Eric Houghtaling & JoAnn Downey
Democrats already had a 48-32 numerical advantage in the state legislature going into yesterday, but they increased it with the help of some surprising upsets in traditionally moderate but conservative-leaning Monmouth County where Republicans Mary Pat Angelini and Caroline Casagrande lost their seats in the 11th District to former deputy state attorney general JoAnn Downey and Neptune Township Mayor Eric Houghtaling (pictured left).  

Republicans had held those seats since 1991.

Many political observers have suggested that Governor Chris Christie's lagging popularity in New Jersey played a big part in the Democratic gains as voters dissatisfied with Christie's lack of leadership, failure to spark job growth, veto of a popular bipartisan gun control legislation and lingering ethical questions over his involvement with Bridgegate took it out on Republican legislators.

I think it's also important to point out that the coffers of the Republican party have been largely drained because of the enormous amounts of money they've spent on legal fees to defend Christie and members of his administration from the Bridgegate scandal.

It wasn't just the lack of money either, Christie is so unpopular in the state that he's become more of a political liability than an asset for the members of his own party; so he did very few public campaign appearances for Republican NJ legislators who could have used some help but didn't want to be associated with him. 

Plus, this year unions in New Jersey including the powerful New Jersey Education Association (NJEA) have been pouring money into the elections to help defeat Republican legislators and land some punches to Christie's presidential ambitions.

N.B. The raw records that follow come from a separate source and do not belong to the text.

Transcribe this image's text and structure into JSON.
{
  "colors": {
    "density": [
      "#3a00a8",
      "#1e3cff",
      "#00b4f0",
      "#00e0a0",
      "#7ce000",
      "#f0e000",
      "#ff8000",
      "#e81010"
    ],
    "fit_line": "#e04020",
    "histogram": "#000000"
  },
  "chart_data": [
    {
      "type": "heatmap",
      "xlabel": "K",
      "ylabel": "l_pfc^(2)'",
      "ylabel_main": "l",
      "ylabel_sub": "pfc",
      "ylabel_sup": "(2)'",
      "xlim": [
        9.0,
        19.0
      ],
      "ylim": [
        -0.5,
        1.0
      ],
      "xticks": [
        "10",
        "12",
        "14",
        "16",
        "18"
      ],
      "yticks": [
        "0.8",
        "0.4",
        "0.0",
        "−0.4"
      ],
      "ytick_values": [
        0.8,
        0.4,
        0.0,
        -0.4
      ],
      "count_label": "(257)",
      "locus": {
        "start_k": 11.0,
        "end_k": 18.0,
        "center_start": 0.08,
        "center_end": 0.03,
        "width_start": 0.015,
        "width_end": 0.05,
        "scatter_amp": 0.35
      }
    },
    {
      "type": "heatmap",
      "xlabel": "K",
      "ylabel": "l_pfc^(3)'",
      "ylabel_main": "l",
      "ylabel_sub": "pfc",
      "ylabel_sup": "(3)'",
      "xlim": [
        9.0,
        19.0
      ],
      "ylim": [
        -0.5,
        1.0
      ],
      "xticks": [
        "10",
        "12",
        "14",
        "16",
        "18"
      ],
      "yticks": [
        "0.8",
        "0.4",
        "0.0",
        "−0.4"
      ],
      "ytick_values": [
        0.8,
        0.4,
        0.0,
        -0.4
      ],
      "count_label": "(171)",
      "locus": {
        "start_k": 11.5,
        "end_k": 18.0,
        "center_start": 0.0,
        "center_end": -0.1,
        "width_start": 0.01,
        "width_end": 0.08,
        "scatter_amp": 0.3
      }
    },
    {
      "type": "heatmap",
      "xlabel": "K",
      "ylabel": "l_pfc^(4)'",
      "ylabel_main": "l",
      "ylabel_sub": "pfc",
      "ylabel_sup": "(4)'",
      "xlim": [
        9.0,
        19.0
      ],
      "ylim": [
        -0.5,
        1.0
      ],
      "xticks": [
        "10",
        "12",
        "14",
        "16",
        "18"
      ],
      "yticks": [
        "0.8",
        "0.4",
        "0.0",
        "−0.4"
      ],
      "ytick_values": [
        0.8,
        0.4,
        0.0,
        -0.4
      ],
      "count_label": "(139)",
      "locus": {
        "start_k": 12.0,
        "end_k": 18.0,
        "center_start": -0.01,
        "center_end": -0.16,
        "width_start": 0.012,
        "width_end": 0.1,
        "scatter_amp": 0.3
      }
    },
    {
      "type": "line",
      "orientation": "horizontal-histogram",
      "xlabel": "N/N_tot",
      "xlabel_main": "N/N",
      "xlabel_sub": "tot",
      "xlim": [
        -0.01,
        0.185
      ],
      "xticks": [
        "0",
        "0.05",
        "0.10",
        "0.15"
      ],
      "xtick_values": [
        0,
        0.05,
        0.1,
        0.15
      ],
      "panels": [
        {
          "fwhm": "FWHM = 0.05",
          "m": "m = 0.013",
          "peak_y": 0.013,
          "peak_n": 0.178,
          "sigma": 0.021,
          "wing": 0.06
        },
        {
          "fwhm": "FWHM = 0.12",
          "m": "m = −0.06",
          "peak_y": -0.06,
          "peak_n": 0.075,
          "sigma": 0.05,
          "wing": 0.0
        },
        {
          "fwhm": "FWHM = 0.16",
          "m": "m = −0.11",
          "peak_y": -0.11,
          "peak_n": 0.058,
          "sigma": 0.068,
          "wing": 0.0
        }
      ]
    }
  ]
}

Christie's picking fights with unions and denigrating and scapegoating teachers came back to haunt him and the Republican party in a big way too; as did his reneging on pension funding.

Democrats also took a legislative seat from the Republicans in the 1st District too, bringing their numerical advantage in the state legislature up to 51 out of 80 seats.

These results are just a snapshot of how the 2015 General Elections went across the nation yesterday obviously, but the backlash against Republicans may offer some insight into what we might expect in 2016; particularly in traditionally Democratic strongholds in northeastern cities from Philadelphia right on up I-95 through Trenton, New Brunswick, Newark, New York, Connecticut and Boston.

Have the Republican government shutdowns, anemic legislative production, failure to act on gun control and open hostility towards women, immigrants and ethnic and racial minorities turned voters off nationally? 

With about 12 months to go we'll know soon enough whether they reap what they've sewn.

I'm definitely looking forward to hearing what Bernie has to say on the subject next year.